Salma Bahnasawy: Physiology-informed pharmacometric models for bacterial infections

Abstract

Bacterial infections remain a major global health challenge, further exacerbated by the rise of antibiotic resistance. Understanding the interplay between pathogen dynamics, host responses, and drug pharmacokinetics (PK) and pharmacodynamics (PD) is crucial for optimising treatment strategies. Pharmacometric modelling offers a powerful approach to integrating preclinical and clinical data, enhancing predictions of drug efficacy and infection progression. This thesis applies physiology-informed pharmacometric modelling to characterise bacterial infections and antibiotic action under various physiological conditions.

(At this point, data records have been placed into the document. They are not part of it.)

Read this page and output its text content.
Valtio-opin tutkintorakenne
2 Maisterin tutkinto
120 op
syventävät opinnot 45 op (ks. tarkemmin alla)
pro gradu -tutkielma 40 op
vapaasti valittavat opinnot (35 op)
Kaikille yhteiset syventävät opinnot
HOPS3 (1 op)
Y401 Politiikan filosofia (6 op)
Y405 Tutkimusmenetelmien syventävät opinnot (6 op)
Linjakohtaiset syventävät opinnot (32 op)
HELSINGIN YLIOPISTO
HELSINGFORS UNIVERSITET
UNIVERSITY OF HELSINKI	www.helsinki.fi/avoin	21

Four key studies underpin this work. First, a cytokine response model was developed to describe inflammatory dynamics in a porcine sepsis model, capturing the role of endotoxin in immune activation. The model demonstrated how bacterial exposure patterns influence cytokine release, providing potential for model application in sepsis drug development. Second, physiologically-based pharmacokinetic (PBPK) modelling was employed to investigate meropenem disposition in septic patients, revealing sepsis-induced alterations in drug distribution and elimination. The findings emphasise the need for refined PBPK approaches that incorporate dynamic changes in renal transporter activity and fluid balance in septic patients.

Third, plasma effects on bacterial time-kill dynamics were explored, revealing enhanced bacterial suppression in plasma-spiked media compared to traditional broth models. The results suggest that plasma components, possibly immune factors such as the complement system, influence bacterial growth and antibiotic activity. Finally, a lung-mimicking transwell tissue model was utilised to study antibiotic PKPD in lung infections. The developed model captured notable differences in bacterial growth and antibiotic activity between broth and lung tissue models, demonstrating drug-specific interactions with lung-like conditions.

This thesis advances the understanding of the dynamics of the host-pathogen interactions, the antibiotic PK and PKPD under physiological conditions, and the utility of novel in vitro models for improved in vivo translation. By bridging gaps between experimental and clinical data, these findings may contribute to the development of more effective, personalised treatment strategies for infectious diseases.